Excluding a gain of 3 cents per share due to recoveries from a reserve the company had set aside to cover claims against it for use of faulty Chinese drywall, Lennar earned 13 cents per share, solidly beating analysts' expectations of a profit of 6 cents per share, according to Thomson Reuters I/B/E/S.

Revenue rose 14 percent to $825 million, topping Wall Street's expectations of $777.5 million.

Homebuilders had hoped a sales rebound earlier this year reflected improving fundamental demand rather than just the tax credit.

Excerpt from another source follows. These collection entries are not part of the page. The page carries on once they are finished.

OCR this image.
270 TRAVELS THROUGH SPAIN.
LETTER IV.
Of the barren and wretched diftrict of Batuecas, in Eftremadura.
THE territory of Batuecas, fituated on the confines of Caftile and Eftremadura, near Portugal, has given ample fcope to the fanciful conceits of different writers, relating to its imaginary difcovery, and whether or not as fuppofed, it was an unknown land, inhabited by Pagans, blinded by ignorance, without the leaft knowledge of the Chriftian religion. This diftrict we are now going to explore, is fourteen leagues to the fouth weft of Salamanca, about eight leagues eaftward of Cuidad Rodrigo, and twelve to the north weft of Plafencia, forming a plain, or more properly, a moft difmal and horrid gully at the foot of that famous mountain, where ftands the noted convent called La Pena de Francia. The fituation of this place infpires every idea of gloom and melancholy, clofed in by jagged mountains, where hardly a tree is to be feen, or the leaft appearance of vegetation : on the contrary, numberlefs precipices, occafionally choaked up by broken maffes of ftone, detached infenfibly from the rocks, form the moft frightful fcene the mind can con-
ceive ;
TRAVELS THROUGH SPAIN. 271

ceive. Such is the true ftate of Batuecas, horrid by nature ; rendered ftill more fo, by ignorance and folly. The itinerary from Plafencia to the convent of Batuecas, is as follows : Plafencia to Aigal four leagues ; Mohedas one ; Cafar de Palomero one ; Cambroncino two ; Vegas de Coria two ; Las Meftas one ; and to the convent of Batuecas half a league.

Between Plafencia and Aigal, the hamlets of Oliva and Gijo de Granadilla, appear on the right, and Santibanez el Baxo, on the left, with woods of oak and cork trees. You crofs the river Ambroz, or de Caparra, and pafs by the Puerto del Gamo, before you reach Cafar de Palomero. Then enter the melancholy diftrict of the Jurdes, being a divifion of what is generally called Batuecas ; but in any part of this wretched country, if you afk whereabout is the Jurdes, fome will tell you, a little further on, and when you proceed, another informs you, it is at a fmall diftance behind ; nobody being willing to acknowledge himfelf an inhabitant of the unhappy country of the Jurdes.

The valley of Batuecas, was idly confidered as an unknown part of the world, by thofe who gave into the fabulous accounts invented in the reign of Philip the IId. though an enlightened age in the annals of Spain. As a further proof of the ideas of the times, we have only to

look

Last week, Beazer Homes USA Inc (BZH.N) cut its full-year order outlook after the expiration of the tax credit, saying potential buyers remain cautious amid high unemployment and continued foreclosures.

It's still sluggish out there, Miller said on the call. September has seen a slight pickup in traffic, but even that is no cause for a sigh of relief.

On Tuesday, the government will release August's housing starts and permits data, which will likely underscore the recovery's fragility. Economists surveyed by Reuters said starts likely rose slightly, while permits were little changed.

Shares of Lennar ended 8.2 percent higher at $15.14 on the New York Stock Exchange on Monday, while the Dow Jones U.S. Home Construction Index .DJUSHB climbed 4.5 percent.

At Friday's close, the shares had lost 36 percent of their value since hitting a 52-week high in April.